La redazione di tale documento è stata prevista dalla Delibera CIPE n. 166 del 21 dicembre 2007 e disciplinata dal “Manuale Operativo sulle procedure di Monitoraggio delle risorse FAS” predisposto dall’ex Dipartimento per lo sviluppo e la coesione economica del Ministero dello sviluppo economico.

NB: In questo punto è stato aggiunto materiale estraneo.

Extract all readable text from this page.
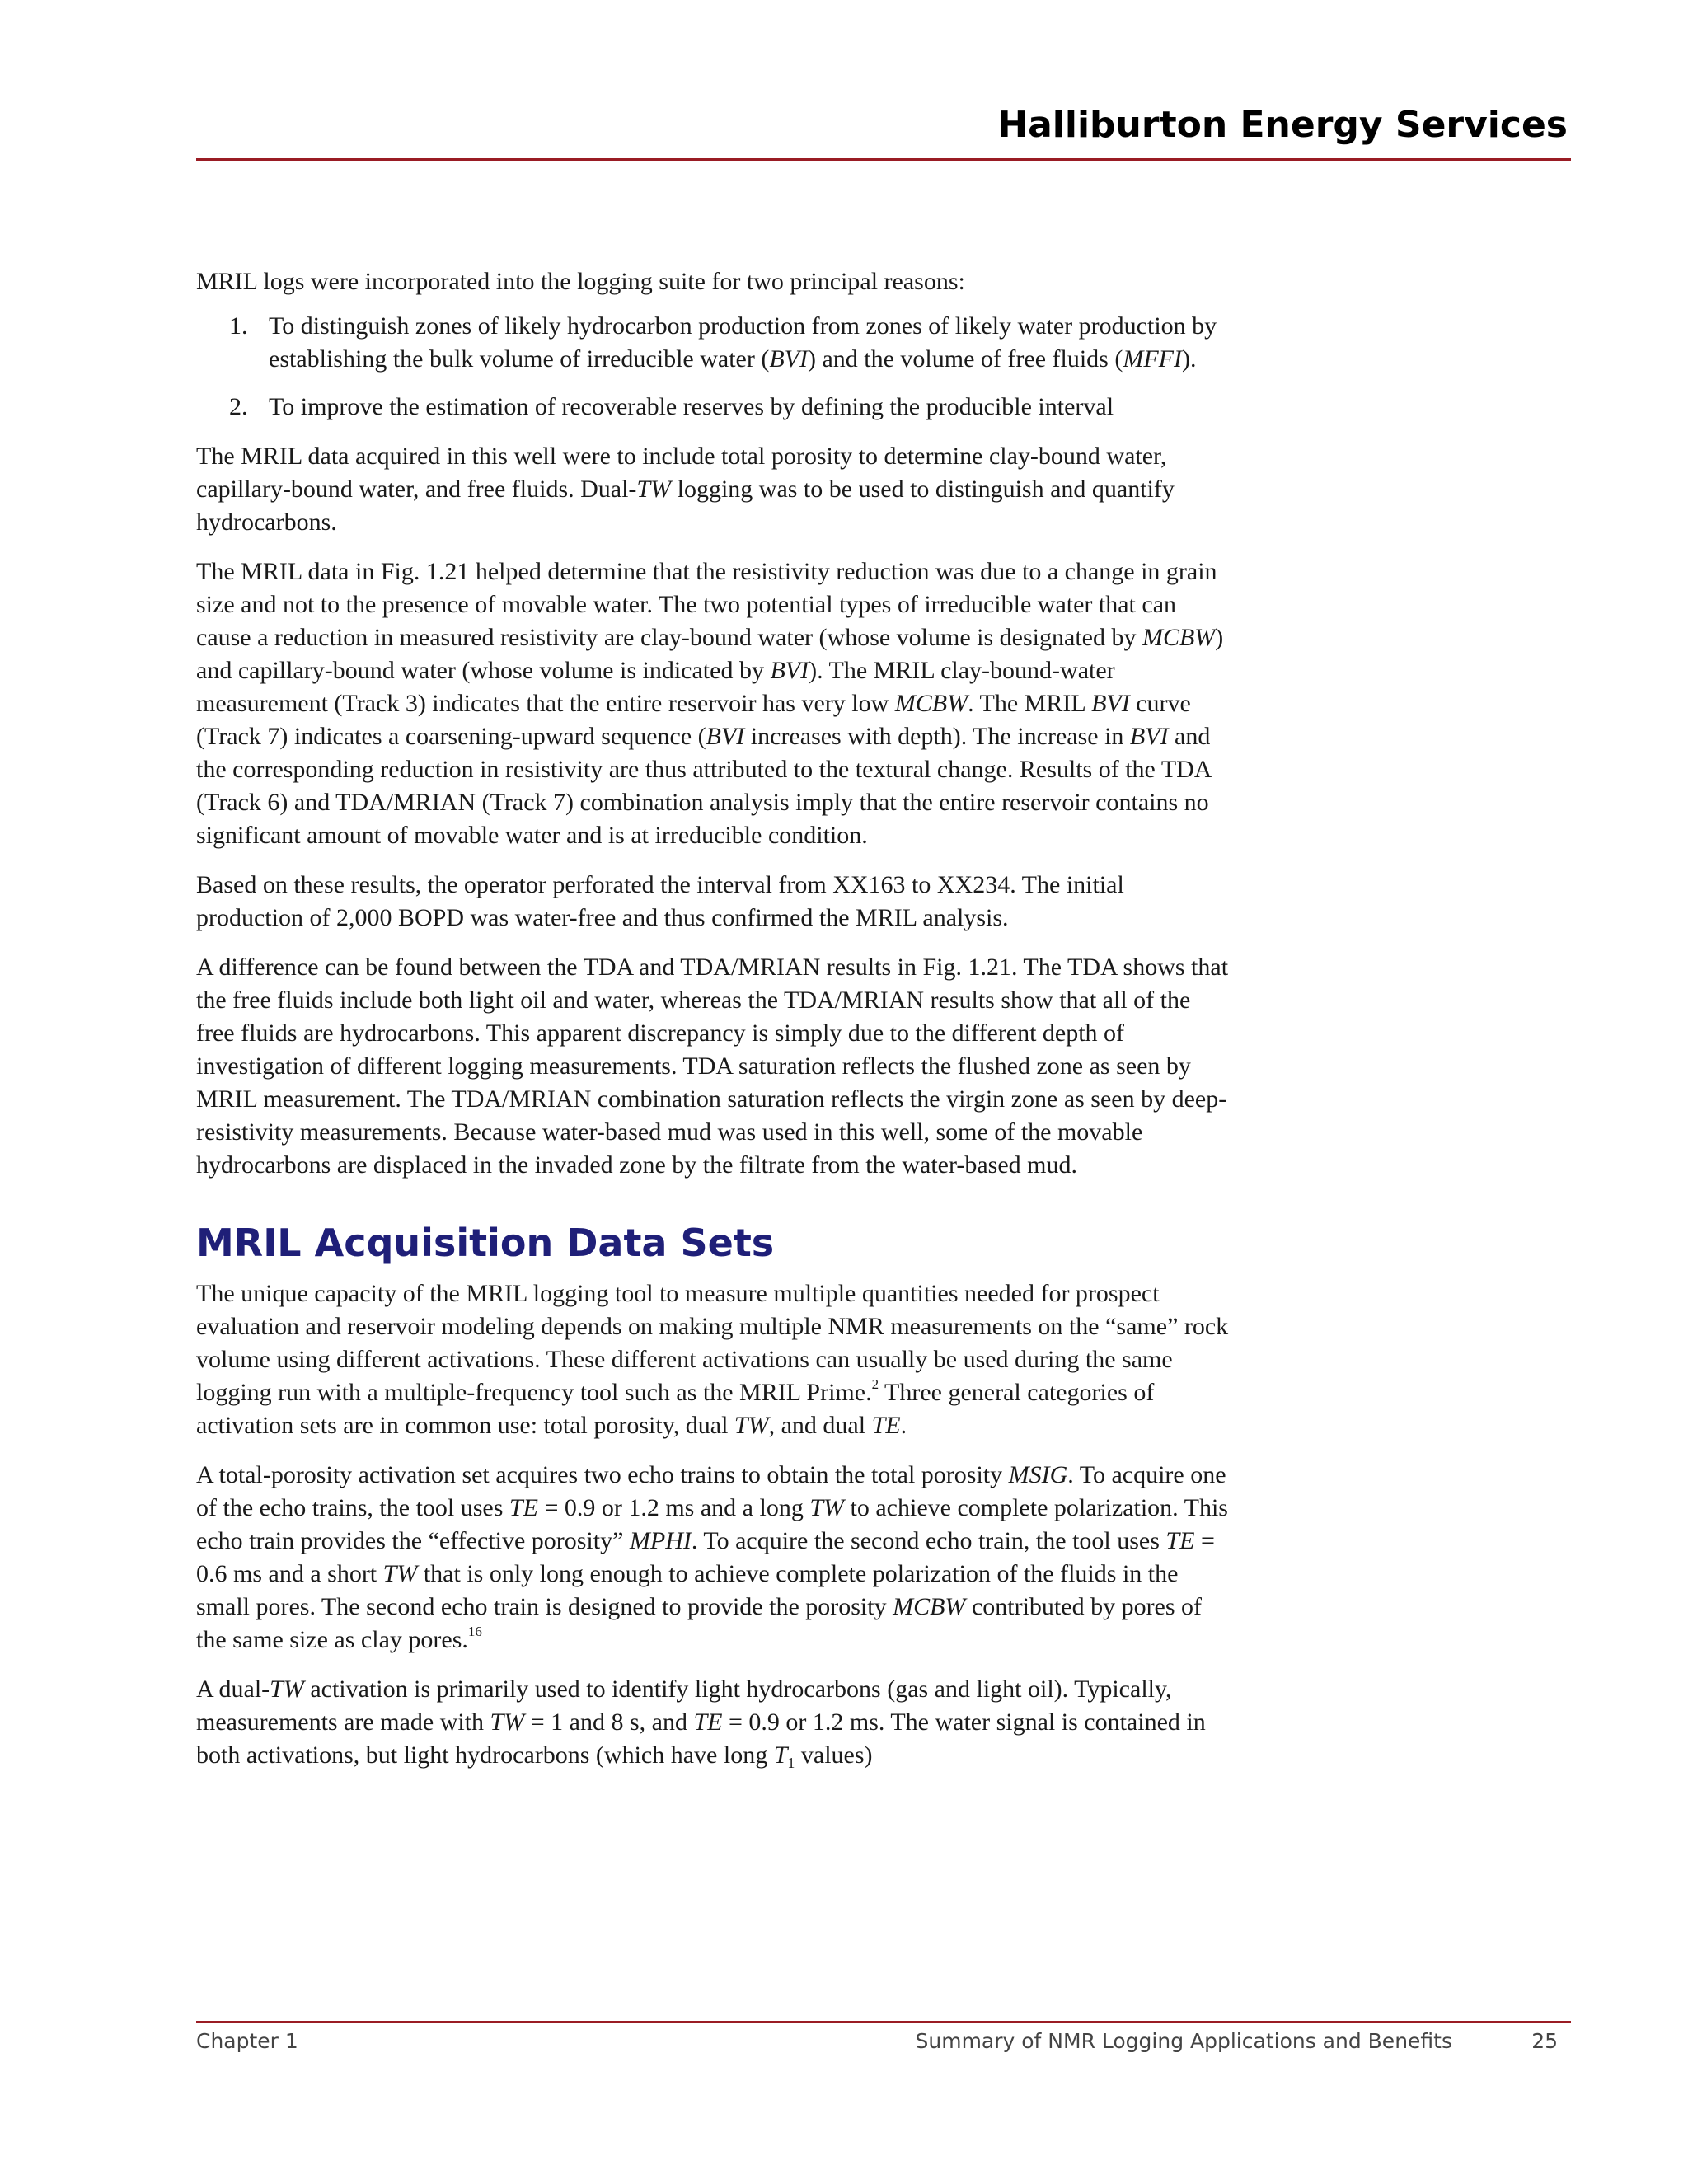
Halliburton Energy Services

MRIL logs were incorporated into the logging suite for two principal reasons:

1. To distinguish zones of likely hydrocarbon production from zones of likely water production by establishing the bulk volume of irreducible water (BVI) and the volume of free fluids (MFFI).
2. To improve the estimation of recoverable reserves by defining the producible interval

The MRIL data acquired in this well were to include total porosity to determine clay-bound water, capillary-bound water, and free fluids. Dual-TW logging was to be used to distinguish and quantify hydrocarbons.

The MRIL data in Fig. 1.21 helped determine that the resistivity reduction was due to a change in grain size and not to the presence of movable water. The two potential types of irreducible water that can cause a reduction in measured resistivity are clay-bound water (whose volume is designated by MCBW) and capillary-bound water (whose volume is indicated by BVI). The MRIL clay-bound-water measurement (Track 3) indicates that the entire reservoir has very low MCBW. The MRIL BVI curve (Track 7) indicates a coarsening-upward sequence (BVI increases with depth). The increase in BVI and the corresponding reduction in resistivity are thus attributed to the textural change. Results of the TDA (Track 6) and TDA/MRIAN (Track 7) combination analysis imply that the entire reservoir contains no significant amount of movable water and is at irreducible condition.

Based on these results, the operator perforated the interval from XX163 to XX234. The initial production of 2,000 BOPD was water-free and thus confirmed the MRIL analysis.

A difference can be found between the TDA and TDA/MRIAN results in Fig. 1.21. The TDA shows that the free fluids include both light oil and water, whereas the TDA/MRIAN results show that all of the free fluids are hydrocarbons. This apparent discrepancy is simply due to the different depth of investigation of different logging measurements. TDA saturation reflects the flushed zone as seen by MRIL measurement. The TDA/MRIAN combination saturation reflects the virgin zone as seen by deep-resistivity measurements. Because water-based mud was used in this well, some of the movable hydrocarbons are displaced in the invaded zone by the filtrate from the water-based mud.

MRIL Acquisition Data Sets

The unique capacity of the MRIL logging tool to measure multiple quantities needed for prospect evaluation and reservoir modeling depends on making multiple NMR measurements on the “same” rock volume using different activations. These different activations can usually be used during the same logging run with a multiple-frequency tool such as the MRIL Prime.$^2$ Three general categories of activation sets are in common use: total porosity, dual TW, and dual TE.

A total-porosity activation set acquires two echo trains to obtain the total porosity MSIG. To acquire one of the echo trains, the tool uses TE = 0.9 or 1.2 ms and a long TW to achieve complete polarization. This echo train provides the “effective porosity” MPHI. To acquire the second echo train, the tool uses TE = 0.6 ms and a short TW that is only long enough to achieve complete polarization of the fluids in the small pores. The second echo train is designed to provide the porosity MCBW contributed by pores of the same size as clay pores.$^{16}$

A dual-TW activation is primarily used to identify light hydrocarbons (gas and light oil). Typically, measurements are made with TW = 1 and 8 s, and TE = 0.9 or 1.2 ms. The water signal is contained in both activations, but light hydrocarbons (which have long $T_1$ values)

Chapter 1	Summary of NMR Logging Applications and Benefits	25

Il Rapporto è composto da due Sezioni:

- Programmazione 2007/2013, nella quale viene riportato lo stato di avanzamento del Programma Attuativo FSC e l’eventuale aggiornamento del cronoprogramma di spesa; contiene inoltre i rapporti di monitoraggi degli Accordi di Programma Quadro;
- Programmazione 2000/2006, nella quale viene fornito un inquadramento generale dell’Intesa Istituzionale di Programma e lo stato di avanzamento, attualmente nelle sue fasi finali, in termini finanziari, procedurali, economici e fisici; segue un’analisi puntuale dei singoli Accordi di Programma Quadro stipulati nell’ambito dell’Intesa.

Entrambe le Sezioni riportano un capitolo dedicato ai Progetti esemplari, interventi che per le loro caratteristiche vengono ritenuti particolarmente significativi per l’impatto che hanno avuto nell’ambito della politica di sviluppo attuata attraverso l’impiego delle risorse FSC.